In 3.10pm trading in New York, the Dow Jones Industrial Average inched 0.06 percent higher, while the Nasdaq Composite Index added 0.24 percent. In 2.54pm trading, the Standard & Poor’s 500 Index eked out a 0.08 percent gain.

“There’s slow movement in a market that’s looking for a reason to go up or go down -- it just hasn’t found any,” Jeff Carbone, managing partner of Cornerstone Financial Partners in Charlotte, North Carolina, told Bloomberg. “We haven’t seen that breakout that would suggest the market is based on fundamentals, it’s still very tied to central banks.”

The Dow rose as gains in shares of Goldman Sachs and those of Apple, recently up 1.4 percent and 1.2 percent respectively, outweighed slides in shares of Pfizer and those of Merck, down 3.6 percent and 1.3 percent respectively.

Chicago Federal Reserve Bank President Charles Evans on Wednesday said the US central bank might need to lift its interest rate this year, saying that the country’s real economy is doing “quite well.”

"I do think that perhaps one rate increase could be appropriate this year," Evans told reporters on Wednesday, according to media reports. "Even if I would prefer none until we saw inflation much more strongly," Evans later noted. 

Indeed, the US labour market offered fresh signs of strength.

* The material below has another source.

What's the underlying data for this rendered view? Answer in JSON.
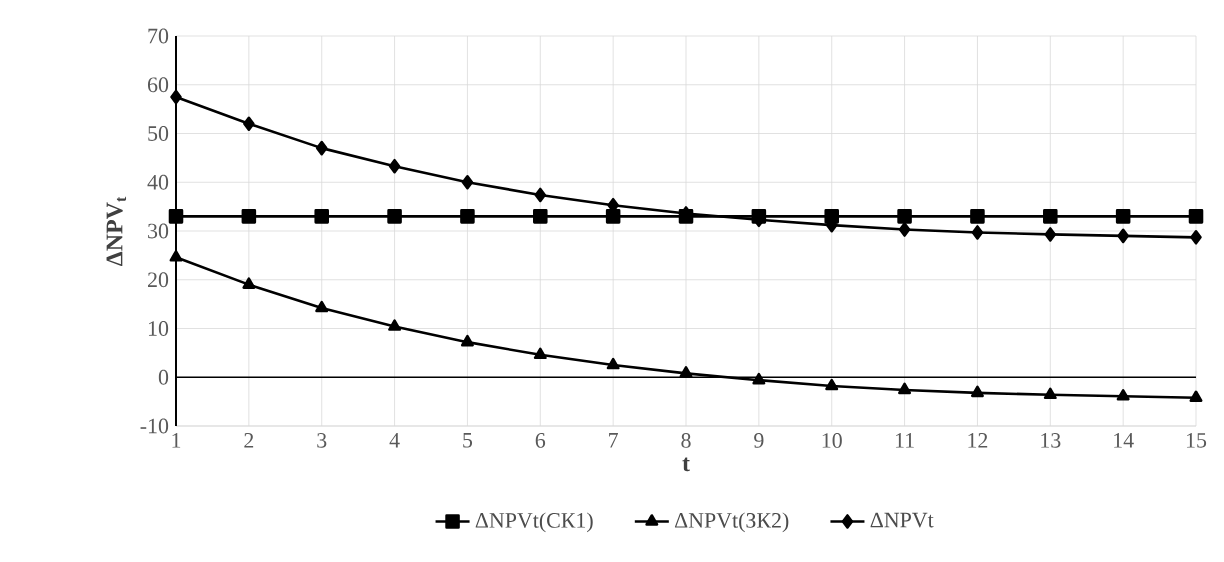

The ADP National Employment Report showed private employers added 179,000 jobs in July, which was above economists’ expectations. 

Investors are now eyeing Friday’s federal government nonfarm payrolls data.

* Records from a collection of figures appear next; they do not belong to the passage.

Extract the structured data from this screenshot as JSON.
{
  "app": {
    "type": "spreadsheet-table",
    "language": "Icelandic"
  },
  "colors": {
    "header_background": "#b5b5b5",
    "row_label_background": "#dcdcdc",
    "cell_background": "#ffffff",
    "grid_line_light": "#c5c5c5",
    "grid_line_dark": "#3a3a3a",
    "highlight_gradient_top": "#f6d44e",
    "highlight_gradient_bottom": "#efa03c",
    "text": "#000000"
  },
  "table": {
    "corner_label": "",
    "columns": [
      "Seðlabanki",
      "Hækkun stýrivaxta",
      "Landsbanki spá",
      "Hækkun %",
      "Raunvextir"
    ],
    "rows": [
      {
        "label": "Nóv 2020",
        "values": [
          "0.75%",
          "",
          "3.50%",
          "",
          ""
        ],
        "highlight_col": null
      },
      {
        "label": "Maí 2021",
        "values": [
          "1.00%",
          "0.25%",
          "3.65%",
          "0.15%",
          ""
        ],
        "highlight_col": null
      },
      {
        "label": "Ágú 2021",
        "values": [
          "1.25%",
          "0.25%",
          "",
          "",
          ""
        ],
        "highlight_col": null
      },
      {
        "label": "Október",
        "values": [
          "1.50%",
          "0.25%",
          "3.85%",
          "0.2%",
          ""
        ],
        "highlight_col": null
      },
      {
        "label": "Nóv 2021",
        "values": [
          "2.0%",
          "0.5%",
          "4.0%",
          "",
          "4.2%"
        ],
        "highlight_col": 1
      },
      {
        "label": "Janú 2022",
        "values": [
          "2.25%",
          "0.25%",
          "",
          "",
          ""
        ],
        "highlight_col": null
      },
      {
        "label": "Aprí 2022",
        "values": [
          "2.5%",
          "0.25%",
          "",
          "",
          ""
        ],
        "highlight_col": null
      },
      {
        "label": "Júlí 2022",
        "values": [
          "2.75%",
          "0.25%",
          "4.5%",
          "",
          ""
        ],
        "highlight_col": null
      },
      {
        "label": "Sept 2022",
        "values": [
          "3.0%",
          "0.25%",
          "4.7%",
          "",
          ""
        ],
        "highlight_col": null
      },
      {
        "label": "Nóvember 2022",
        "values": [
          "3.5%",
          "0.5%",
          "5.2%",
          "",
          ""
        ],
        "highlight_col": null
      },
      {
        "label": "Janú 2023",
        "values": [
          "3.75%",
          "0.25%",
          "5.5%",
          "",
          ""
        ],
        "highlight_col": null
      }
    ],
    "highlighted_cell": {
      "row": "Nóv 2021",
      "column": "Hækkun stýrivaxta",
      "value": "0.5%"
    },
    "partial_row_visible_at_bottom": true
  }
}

Shares of Wal-Mart traded lower, down 0.5 percent as of 3.20pm in New York, after the Wall Street Journal reported, citing people familiar with the matter, the company is in talks to buy online discount retailer Jet.com, one of the most ambitious challengers to Amazon.com.

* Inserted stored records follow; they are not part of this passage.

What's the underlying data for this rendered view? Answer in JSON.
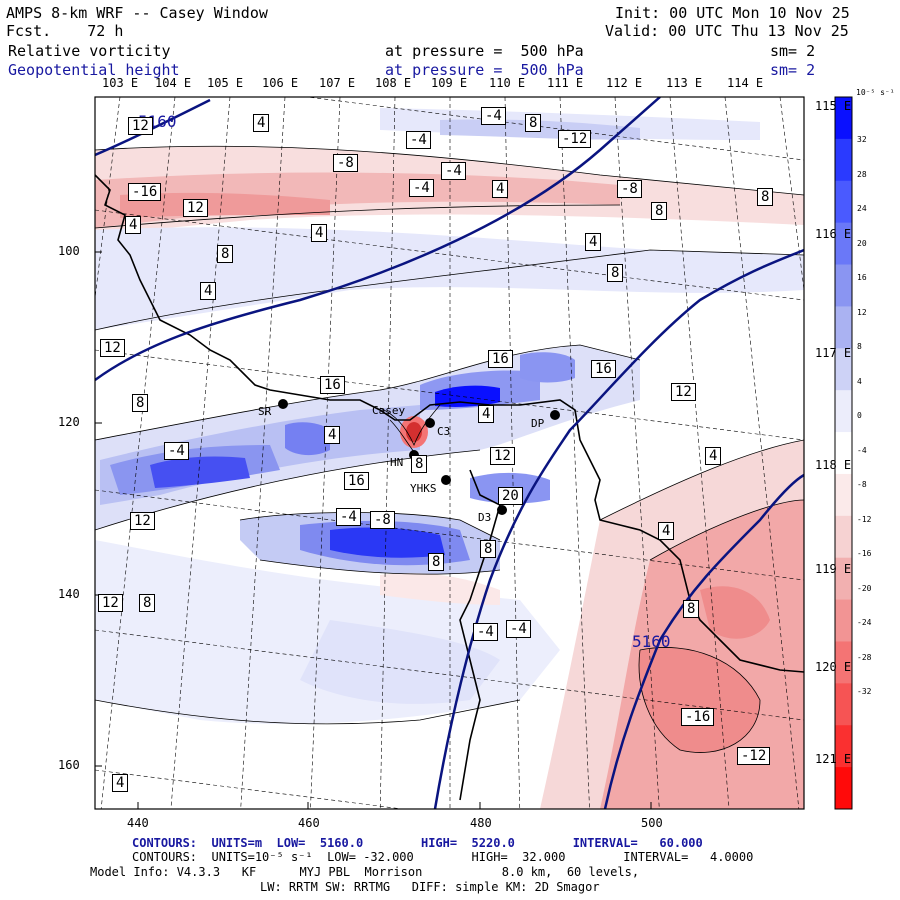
{
  "header": {
    "title": "AMPS 8-km WRF -- Casey Window",
    "forecast": "Fcst.    72 h",
    "init": "Init: 00 UTC Mon 10 Nov 25",
    "valid": "Valid: 00 UTC Thu 13 Nov 25",
    "field1": "Relative vorticity",
    "field1_level": "at pressure =  500 hPa",
    "field1_sm": "sm= 2",
    "field2": "Geopotential height",
    "field2_level": "at pressure =  500 hPa",
    "field2_sm": "sm= 2"
  },
  "longitude_labels": [
    "103 E",
    "104 E",
    "105 E",
    "106 E",
    "107 E",
    "108 E",
    "109 E",
    "110 E",
    "111 E",
    "112 E",
    "113 E",
    "114 E"
  ],
  "latitude_labels": [
    "115 E",
    "116 E",
    "117 E",
    "118 E",
    "119 E",
    "120 E",
    "121 E"
  ],
  "y_axis_ticks": [
    "100",
    "120",
    "140",
    "160"
  ],
  "x_axis_ticks": [
    "440",
    "460",
    "480",
    "500"
  ],
  "colorbar": {
    "unit": "10⁻⁵ s⁻¹",
    "labels": [
      "32",
      "28",
      "24",
      "20",
      "16",
      "12",
      "8",
      "4",
      "0",
      "-4",
      "-8",
      "-12",
      "-16",
      "-20",
      "-24",
      "-28",
      "-32"
    ],
    "colors": [
      "#0a10ff",
      "#2a3aff",
      "#4a5aff",
      "#6a78f8",
      "#8a95f2",
      "#aab2f2",
      "#cdd2f6",
      "#ecedfb",
      "#ffffff",
      "#fbeaea",
      "#f6d2d2",
      "#f2b0b0",
      "#f29494",
      "#f47474",
      "#f65454",
      "#fa3030",
      "#ff0a0a"
    ]
  },
  "stations": [
    "SR",
    "Casey",
    "C3",
    "HN",
    "DP",
    "YHKS",
    "D3"
  ],
  "height_labels": [
    "5160",
    "5160"
  ],
  "contour_labels": [
    "4",
    "-4",
    "8",
    "12",
    "-4",
    "-12",
    "-8",
    "-4",
    "-4",
    "4",
    "-8",
    "-16",
    "12",
    "4",
    "8",
    "8",
    "4",
    "4",
    "8",
    "8",
    "4",
    "12",
    "8",
    "16",
    "16",
    "16",
    "12",
    "4",
    "-4",
    "4",
    "4",
    "8",
    "12",
    "16",
    "20",
    "12",
    "-4",
    "-8",
    "8",
    "8",
    "-4",
    "4",
    "12",
    "8",
    "8",
    "-16",
    "-12",
    "-4",
    "4"
  ],
  "footer": {
    "line1_contours": "CONTOURS:  UNITS=m  LOW=  5160.0        HIGH=  5220.0        INTERVAL=   60.000",
    "line2_contours": "CONTOURS:  UNITS=10⁻⁵ s⁻¹  LOW= -32.000        HIGH=  32.000        INTERVAL=   4.0000",
    "line3": "Model Info: V4.3.3   KF      MYJ PBL  Morrison           8.0 km,  60 levels,",
    "line4": "LW: RRTM SW: RRTMG   DIFF: simple KM: 2D Smagor"
  }
}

Oil prices climbed more than 3 percent.

"We are not surprised to see spot prices rebounding on the gasoline draw," Tariq Zahir, trader in crude oil spreads at Tyche Capital Advisors in New York, told Reuters. "But I think this will be short-lived."

"The bottom line is the Street in the second quarter got a little ahead of itself in calling for rebalancing of supply-demand after Canadian and Nigerian supply disruptions,” according to Zahir. “We are going into the third and fourth quarters with those supplies back online and refinery maintenance coming up."

In Europe, the Stoxx 600 Index ended the session with a gain of 0.1 percent from the previous close. Germany’s DAX index rose 0.3 percent. The UK’s FTSE 100 index fell 0.2 percent, as did France’s CAC 40 index.

HSBC shares rose after the bank announced an unexpected buyback of US$2.5 billion. Shares of ING Groep rose after the Dutch bank posted better-than-expected profit in the second quarter.